10. I used to get a record element to find all the records associated with the payroll date into a new collection
11. I used a Data Table flow screen component to display the collection in a nice neat table that is sortable and filterable! All I needed to do was pass Data Table the collection and list of fields to show. One of them has a comment field, so I told it to display that wider. Note that this field also has a normal wrap text option of lightning on each column.
12. I saved the output collection from the Data Table to a new collection with a single assignment so I could loop through it. Again, they shouldn’t be necessary and could be avoided if I manually set the flow outputs from the above data table.
13. I looped through the selected records in order to display and edit them. Data Table also offers inline editing so I could have done some editing in the selection step, but I decided to give the user the experience of selecting the records and then editing each one. This will also be a better experience on mobile with limited screen space.

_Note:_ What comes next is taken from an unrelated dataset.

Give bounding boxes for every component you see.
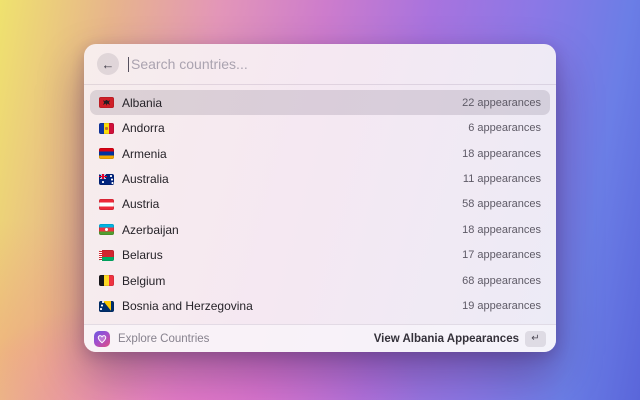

14. For each record that was selected, I use the Record Detail component to show an editable layout of selected fields. There is a cancel concept button which I re-labeled as no change needed. I had to tell the display record to advance each time the supplied “save” or “no change needed” button was selected. I got a very nice lightning record layout that allowed me to change look up values, numbers, text, long text, and picklist values. And it saves immediately.
Summary and Outlook
That’s the task that I do every two weeks. And now I have a simple helper friend to guide me. It’s a long linear list of elements, but at no time did I get into specific field layouts and data variables. I just relied on base and components to do their job.
In the old days, my user interface flows took page after page after page and involved very detailed screens that took a lot of time. No longer. (I am slowly going back and replacing pages of flow with much smaller routines, but it all still works so… hey?!? I’m mostly focusing on that when something needs a better UX.) I have full control and very quickly I’m able to render very useful flows for my users. Yay Flow and the amazing Flow Community!
This is development but in a declarative environment. Make no mistake about it. Very powerful stuff. So powerful I have to call this style of Flow something other than flow: Meta Flow. And Salesforce just keeps on cranking out stuff. Dreamforce 2020 shows prototypes of things that let us organize automations, screen flows, and code into stages, separate them by decision pathways, and even invoke AI at the right places. So much more than Process Builder or Workflow Rules. More is on the way. If you don’t know flow, you will be left behind I fear. Get started now! #AlwaysBeLearning!